There is obviously more light than dark in this subject. But when composing the third shot, I made sure the center-weighted meter of the camera was influenced more by the dark shaded area. The meter's outer, less sensitive regions were also a factor in determining the exposure, just not as much, but ultimately gave a more satisfying result.

Taking an incident reading in the sun and then the shade could have been done and then expose for the average reading. That would probably be the better use of an incident meter IMO, since it does take into account acutal reflective values at both the dark and the light end of the range. It actually attempts an average exposure rather than letting the reflective meter alone try and average the scene, which can lead to some pretty poor exposures if the scene is nowhere near average.

I skimmed this thread and I don't think anyone has mentioned the BTZS method for using an incident meter which is what I use now. I used to use a spot meter for zone system work.

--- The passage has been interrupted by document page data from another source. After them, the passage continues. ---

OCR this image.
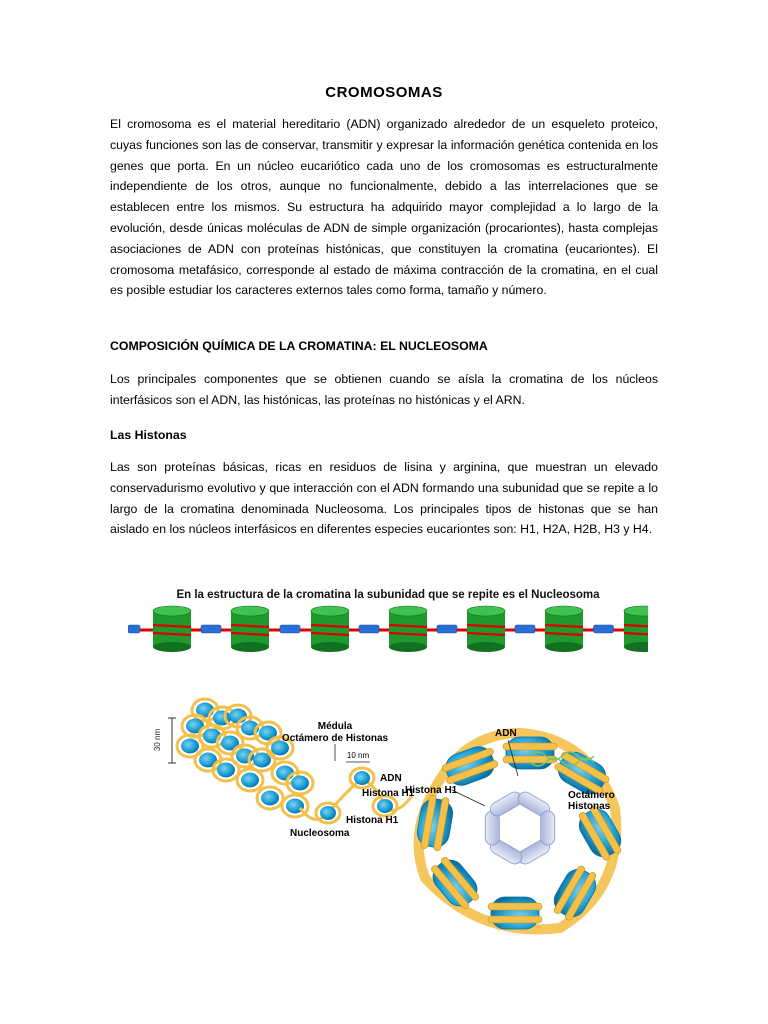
CROMOSOMAS

El cromosoma es el material hereditario (ADN) organizado alrededor de un esqueleto proteico, cuyas funciones son las de conservar, transmitir y expresar la información genética contenida en los genes que porta. En un núcleo eucariótico cada uno de los cromosomas es estructuralmente independiente de los otros, aunque no funcionalmente, debido a las interrelaciones que se establecen entre los mismos. Su estructura ha adquirido mayor complejidad a lo largo de la evolución, desde únicas moléculas de ADN de simple organización (procariontes), hasta complejas asociaciones de ADN con proteínas histónicas, que constituyen la cromatina (eucariontes). El cromosoma metafásico, corresponde al estado de máxima contracción de la cromatina, en el cual es posible estudiar los caracteres externos tales como forma, tamaño y número.

COMPOSICIÓN QUÍMICA DE LA CROMATINA: EL NUCLEOSOMA

Los principales componentes que se obtienen cuando se aísla la cromatina de los núcleos interfásicos son el ADN, las histónicas, las proteínas no histónicas y el ARN.

Las Histonas

Las son proteínas básicas, ricas en residuos de lisina y arginina, que muestran un elevado conservadurismo evolutivo y que interacción con el ADN formando una subunidad que se repite a lo largo de la cromatina denominada Nucleosoma. Los principales tipos de histonas que se han aislado en los núcleos interfásicos en diferentes especies eucariontes son: H1, H2A, H2B, H3 y H4.

En la estructura de la cromatina la subunidad que se repite es el Nucleosoma
30 nm
Médula
Octámero de Histonas
10 nm
ADN
Histona H1
Histona H1
Nucleosoma
ADN
Histona H1	Octámero
Histonas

Basically, you take an EV incident reading in the shadow (or simulated shadow) of the scene; then take an EV incident reading in the bright area of a scene; add 5 to the difference and that equals the scene brightness range. An SBR of 7 is normal. Other values require the usual expansion or contraction process. I find this to be much faster, easier, and intuitive than using a spot meter. It took me awhile to believe it though but my results proved the point. The only potential problem is when you cannot get a highlight reading - for example what is the highlight reading of the distant mountain scene when you are standing in the shade? I have found ways around it most of the time. With a spot meter, there is a lot of room for error with the actual "spot" as well.

I have a big Sekonic spot meter which I thought was great but I leave it at home and instead use a miniscule Gossen Digisix meter that is about the size of a stop watch and much less expensive than a spot meter.